Ruppin, 30 avril 1738.



Ma très-chère sœur,

Vous avez trop de bonté de vouloir bien vous souvenir de moi d'une manière si obligeante. Ce n'est pas pour moi que je vous ai priée de mettre les dates à vos lettres, c'est pour la Reine, qui me paraissait trouver à redire que vous ne le faisiez pas. Je suis charmé de ce que la santé du Margrave s'est tout à fait rétablie. Je vous connais, ma chère sœur, vous vous serez bien angoissée pendant ce temps-là, et vous vous serez rendue malade vous-même. J'ai parlé avec un habile médecin de votre maladie; il s'appelle Superville;1_64-a mademoiselle de Grumbkow doit le connaître. Il m'a assuré qu'il vous guérirait, si vous le faisiez venir. Je vous prie, écrivez au Roi qu'il lui donne permission pour vous aller trouver; car je suis presque sûr qu'il vous rétablira tout à fait. J'espère que vous aurez assez d'amitié pour moi pour avoir égard à la prière que je vous fais. L'amitié que j'ai pour vous, et la véritable tendresse que vous m'avez toujours connue, s'intéresse trop à votre conservation pour négliger des avis que je vous crois salutaires.1_64-b

Votre M. Beust1_64-c et ses quatre enfants ne sont guère des morceaux friands pour la pauvre infante de Cassubie.1_64-d J'y aurais pensé plus<65> d'une fois, si j'avais été dans sa place. Je ne crois pas que ses camarades porteront envie à son destin. Le général Truchs est mort; le colonel Wartensleben a eu son régiment, qui porte le nom de carabiniers du Roi. Voilà toutes mes nouvelles; faute de mieux, je me recommande à l'honneur de votre souvenir, vous assurant encore de tous les sentiments avec lesquels je suis inviolablement, ma très-chère sœur, etc.

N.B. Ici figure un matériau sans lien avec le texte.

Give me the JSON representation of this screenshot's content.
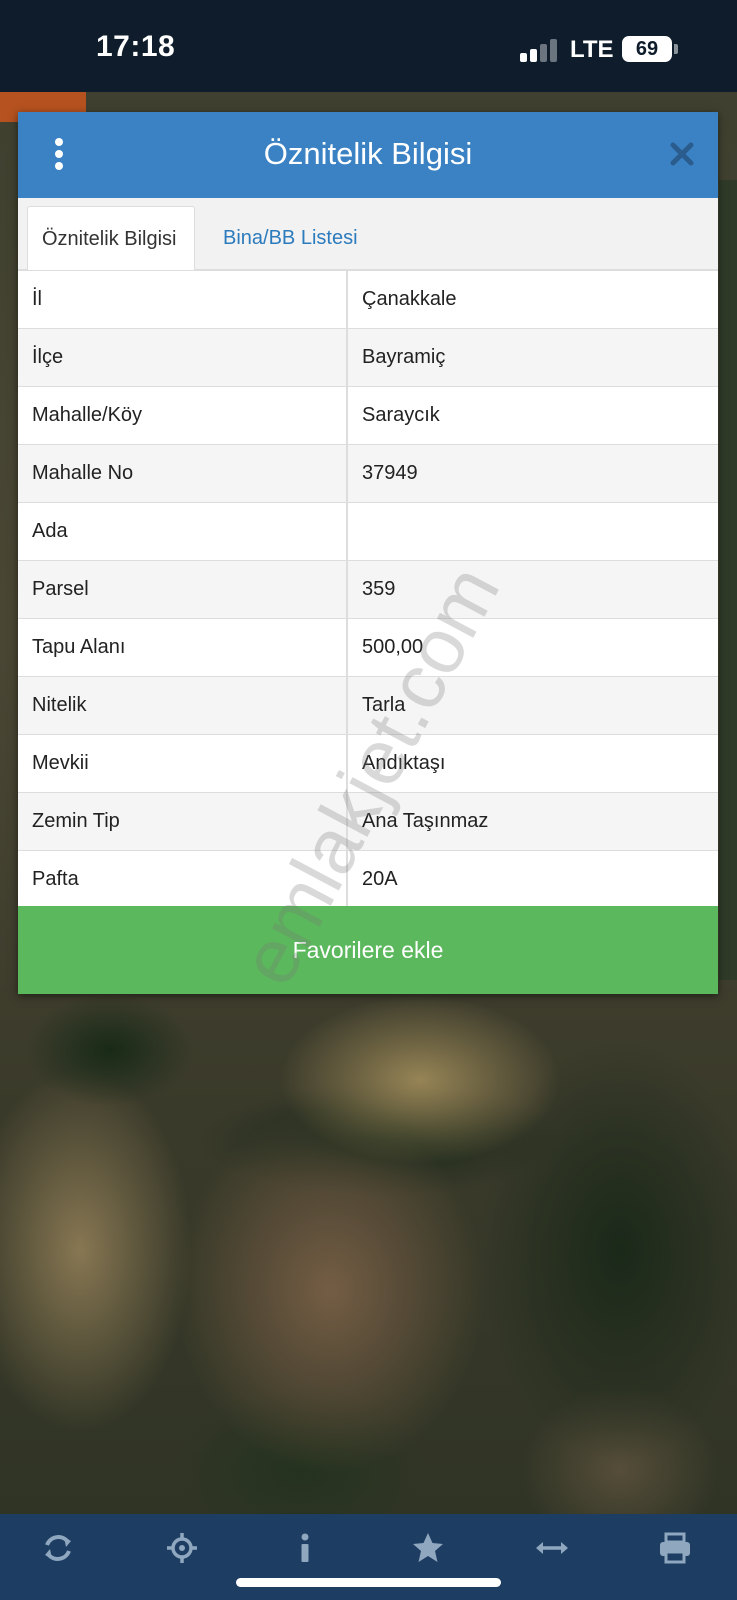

1_64-a Daniel de Superville, né à Rotterdam en 1696, séjourna quelque temps à Berlin avant d'être nommé, en 1724, médecin de la colonie française de Stettin. Appelé à Baireuth, il fut créé, en 1743, curateur et chancelier de l'université qui y fut alors fondée. Il mourut à Brunswic en 1776. Voyez les Mémoires de la Margrave, t. I, Avant-propos; t. II, p. 273 et suivantes; voyez aussi t. XIV, p. 178; t. XVI, p. 191; et t. XXI, p. 338 de notre édition.

1_64-b La Margrave dit dans ses Mémoires, t. II, p. 273 : « Mon frère me manda qu'il y avait un très-habile médecin à Stettin, qui avait beaucoup contribué à rétablir le Roi lorsqu'il avait eu l'hydropisie; que je devais prier ce prince de me l'envoyer. La lettre qu'il m'écrivit à ce sujet était des plus tendres. »

1_64-c L. c., p. 278.

1_64-d Voyez ci-dessus, p. 27.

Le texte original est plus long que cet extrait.